How ’90s nostalgia is helping brands boost sales and get through to Gen Z: ‘The reaction to the aesthetic and graphics was wild’

In a way, the ’90s never really left us. But for fashion and beauty brands in 2024, the decade—and the women who helped define it—are undeniably back.

In March, Monica Lewinsky was revealed as the face of a campaign for clothing brand Reformation and Fran Drescher starred in fashion brand AMI Paris’s spring 2024 campaign. In the last year, Pamela Anderson has starred in campaigns for brands like Proenza Schouler, Smashbox, and Artizia, while Jenny McCarthy and Carmen Electra modeled for Skims.

Alicia Silverstone, who reprised her role from Clueless in a campaign for Rakuten in last year’s Super Bowl, was one of the celebrities included in skin-care brand Osea Malibu’s Leap Day campaign outreach last month, along with other celebs who were big in the ’90s, like Alyson Hannigan, Busy Philipps, and Drew Barrymore, Melissa Palmer, co-founder and CEO of Osea Malibu, told us. The campaign also included a temporarily ’90s-looking website and ’90s-inspired merchandise in celebration of its founding leap year, 1996.

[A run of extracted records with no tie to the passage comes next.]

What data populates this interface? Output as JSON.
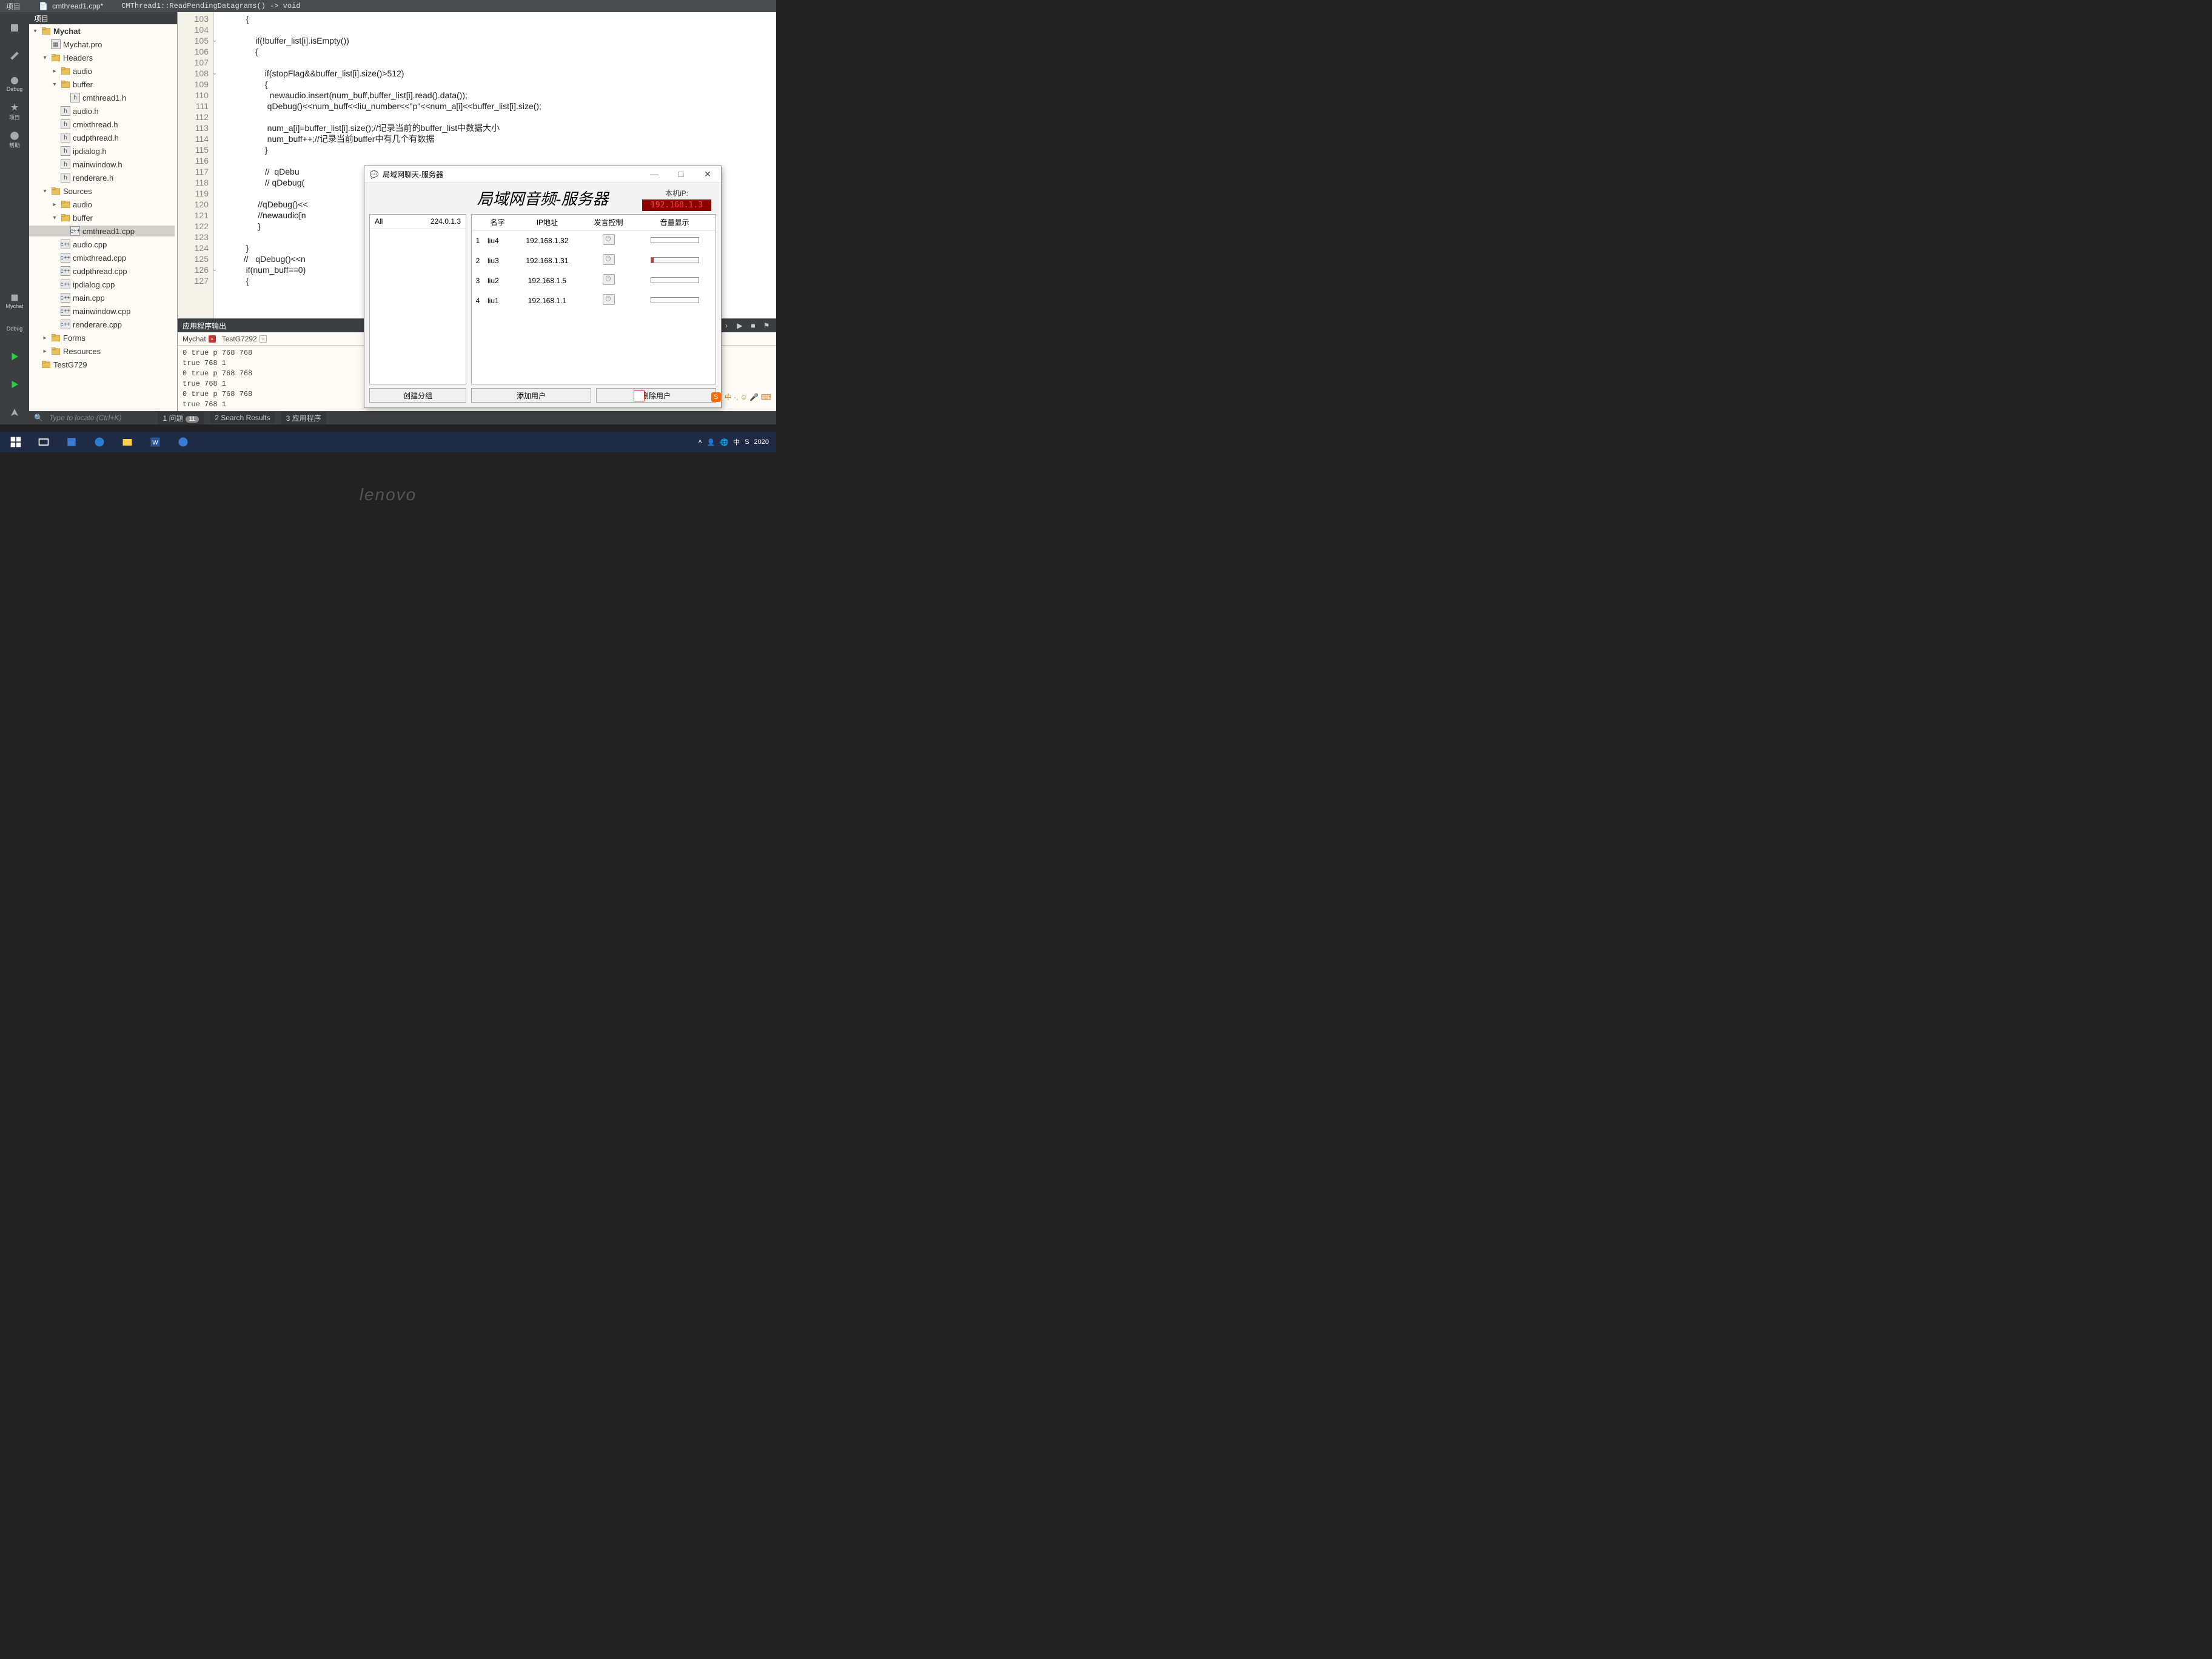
{
  "top": {
    "menu_item": "项目",
    "open_file": "cmthread1.cpp*",
    "breadcrumb": "CMThread1::ReadPendingDatagrams() -> void"
  },
  "tree_head": "项目",
  "tree": [
    {
      "d": 0,
      "tw": "▾",
      "ico": "proj",
      "label": "Mychat",
      "bold": true
    },
    {
      "d": 1,
      "tw": "",
      "ico": "pro",
      "label": "Mychat.pro"
    },
    {
      "d": 1,
      "tw": "▾",
      "ico": "folder",
      "label": "Headers"
    },
    {
      "d": 2,
      "tw": "▸",
      "ico": "folder",
      "label": "audio"
    },
    {
      "d": 2,
      "tw": "▾",
      "ico": "folder",
      "label": "buffer"
    },
    {
      "d": 3,
      "tw": "",
      "ico": "h",
      "label": "cmthread1.h"
    },
    {
      "d": 2,
      "tw": "",
      "ico": "h",
      "label": "audio.h"
    },
    {
      "d": 2,
      "tw": "",
      "ico": "h",
      "label": "cmixthread.h"
    },
    {
      "d": 2,
      "tw": "",
      "ico": "h",
      "label": "cudpthread.h"
    },
    {
      "d": 2,
      "tw": "",
      "ico": "h",
      "label": "ipdialog.h"
    },
    {
      "d": 2,
      "tw": "",
      "ico": "h",
      "label": "mainwindow.h"
    },
    {
      "d": 2,
      "tw": "",
      "ico": "h",
      "label": "renderare.h"
    },
    {
      "d": 1,
      "tw": "▾",
      "ico": "folder",
      "label": "Sources"
    },
    {
      "d": 2,
      "tw": "▸",
      "ico": "folder",
      "label": "audio"
    },
    {
      "d": 2,
      "tw": "▾",
      "ico": "folder",
      "label": "buffer"
    },
    {
      "d": 3,
      "tw": "",
      "ico": "c",
      "label": "cmthread1.cpp",
      "sel": true
    },
    {
      "d": 2,
      "tw": "",
      "ico": "c",
      "label": "audio.cpp"
    },
    {
      "d": 2,
      "tw": "",
      "ico": "c",
      "label": "cmixthread.cpp"
    },
    {
      "d": 2,
      "tw": "",
      "ico": "c",
      "label": "cudpthread.cpp"
    },
    {
      "d": 2,
      "tw": "",
      "ico": "c",
      "label": "ipdialog.cpp"
    },
    {
      "d": 2,
      "tw": "",
      "ico": "c",
      "label": "main.cpp"
    },
    {
      "d": 2,
      "tw": "",
      "ico": "c",
      "label": "mainwindow.cpp"
    },
    {
      "d": 2,
      "tw": "",
      "ico": "c",
      "label": "renderare.cpp"
    },
    {
      "d": 1,
      "tw": "▸",
      "ico": "folder",
      "label": "Forms"
    },
    {
      "d": 1,
      "tw": "▸",
      "ico": "folder",
      "label": "Resources"
    },
    {
      "d": 0,
      "tw": "",
      "ico": "proj",
      "label": "TestG729"
    }
  ],
  "lines": {
    "start": 103,
    "end": 127,
    "fold": [
      105,
      108,
      126
    ]
  },
  "code": "            {\n\n                if(!buffer_list[i].isEmpty())\n                {\n\n                    if(stopFlag&&buffer_list[i].size()>512)\n                    {\n                      newaudio.insert(num_buff,buffer_list[i].read().data());\n                     qDebug()<<num_buff<<liu_number<<\"p\"<<num_a[i]<<buffer_list[i].size();\n\n                     num_a[i]=buffer_list[i].size();//记录当前的buffer_list中数据大小\n                     num_buff++;//记录当前buffer中有几个有数据\n                    }\n\n                    //  qDebu\n                    // qDebug(\n\n                 //qDebug()<<\n                 //newaudio[n\n                 }\n\n            }\n           //   qDebug()<<n\n            if(num_buff==0)\n            {",
  "out": {
    "title": "应用程序输出",
    "tabs": [
      {
        "name": "Mychat",
        "close": "x"
      },
      {
        "name": "TestG7292",
        "close": "x2"
      }
    ],
    "text": "0 true p 768 768\ntrue 768 1\n0 true p 768 768\ntrue 768 1\n0 true p 768 768\ntrue 768 1"
  },
  "status": {
    "search": "Type to locate (Ctrl+K)",
    "tabs": [
      "1 问题",
      "2 Search Results",
      "3 应用程序"
    ],
    "badge": "11"
  },
  "ltool": {
    "mychat": "Mychat",
    "debug": "Debug",
    "xiangmu": "项目",
    "debug2": "Debug",
    "bangzhu": "帮助"
  },
  "app": {
    "wintitle": "局域网聊天-服务器",
    "heading": "局域网音频-服务器",
    "ip_label": "本机iP:",
    "ip_value": "192.168.1.3",
    "group": {
      "col1": "All",
      "col2": "224.0.1.3"
    },
    "headers": {
      "name": "名字",
      "ip": "IP地址",
      "talk": "发言控制",
      "vol": "音量显示"
    },
    "rows": [
      {
        "n": "1",
        "name": "liu4",
        "ip": "192.168.1.32",
        "vol": ""
      },
      {
        "n": "2",
        "name": "liu3",
        "ip": "192.168.1.31",
        "vol": "partial"
      },
      {
        "n": "3",
        "name": "liu2",
        "ip": "192.168.1.5",
        "vol": ""
      },
      {
        "n": "4",
        "name": "liu1",
        "ip": "192.168.1.1",
        "vol": ""
      }
    ],
    "btns": {
      "group": "创建分组",
      "add": "添加用户",
      "del": "删除用户"
    }
  },
  "tray": {
    "ime": "中",
    "icons": "中 ·, ☺ 🎤 ⌨"
  },
  "taskbar": {
    "year": "2020"
  },
  "brand": "lenovo"
}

Palmer said the Leap Day campaign was the “highest-performing campaign [Osea has] had in the history of the company” across both conversions and influencer posts. She said the positive response to the gifted merch, which included a vintage-looking sweatshirt, only demonstrated to her that the ’90s enthusiasm is real.

As more brands start capitalizing on this decade-specific trend, we looked into what’s making these throwbacks resonate.

It’s in the history

For Osea Malibu, the ’90s homage boils down to honoring its heritage and getting the message out about its 28-year history of “living the exact same truth” as a clean beauty brand, even though the term hadn’t been coined at the time of the brand’s founding, Palmer said.

Since 2016, the brand has run a Leap Day promotion where products are priced as they were in 1996, but this marked the first year it went all-in on the ’90s look. According to Palmer, “the reaction to the aesthetic and graphics was wild.”

The sweatshirt in particular was “such a strong tool visually for influencers,” she said, and has given her hope for long-term impact as people continue wearing them.

Timeless appeal

As Skims, which was founded just five years ago, has shown, a brand doesn’t have to have been born in the ’90s to embrace the decade and its stars. The brand has leaned into the aesthetics of different decades, including ’60s aprés ski, pinups like those popularized in the ’40s, and a ’90s car wash featuring McCarthy and Electra.

When Wieden+Kennedy worked with Skims on its first TV ad, which debuted on the same day as the Oscars last month, W+K Chief Creative Officer Azsa West told Marketing Brew that the agency was briefed by Skims’s creative director Kim Schraub on “the importance of timelessness as one of the key attributes to this brand.” That directive was what inspired the decision to shoot on film and use Gary Wright’s 1975 song “Dream Weaver” against futuristic outer-space visuals, West told us.

Last year, when the campaign with McCarthy and Electra was released, a Skims press release noted “the impact these women had on pop culture and their timeless appeal.”

Reshaping history

While some styles may be timeless, the framing around certain topics has certainly changed, and a throwback campaign can sometimes serve as an opportunity for a brand to shift cultural narratives.

Juliann Kane, influencer and content marketing lead at payment company Klarna and co-writer of the Saved Drafts newsletter, told us in an email that the Monica Lewinsky x Reformation team-up is an example of “public figures from the ’90s…reclaiming their power,” with Lewinsky projecting confidence and empowerment in her poses while simultaneously conveying the campaign’s message of getting out the vote.

“The campaign’s nod to ’90s suiting trends, coupled with its alignment with current events and societal issues and deep understanding of Gen Z’s pursuit of purpose, sets it apart,” Kane said.

The campaign seems to have been well-received, at least online, where many people praised Reformation’s decision to work with Lewinsky, with one poster noting that “Monica was simply born in the wrong generation.”

’90s forever

Will the cultural or brand obsession with the ’90s end? Over the last 15 years or so, the decade has been declared “back” in style, music, and other cultural trends, and for some brands, the current surge in interest around the decade could have long-lasting effects on their strategies.

For Osea Malibu, Palmer said the success of this year’s campaign has inspired the brand to look into creating a permanent merch store, as well as incorporate some of the ’90s-inspired colors it experimented with in places like retail endcaps. While a full ’90s rebrand isn’t likely, considering the brand has kept much of its look the same over the past 28 years, Palmer said it has her thinking about new aesthetic options for the brand.

“I will be shocked if this doesn’t continue to influence us over the coming years,” she said.

Additional reporting by Jasmine Sheena.

This article was initially published by Marketing Brew.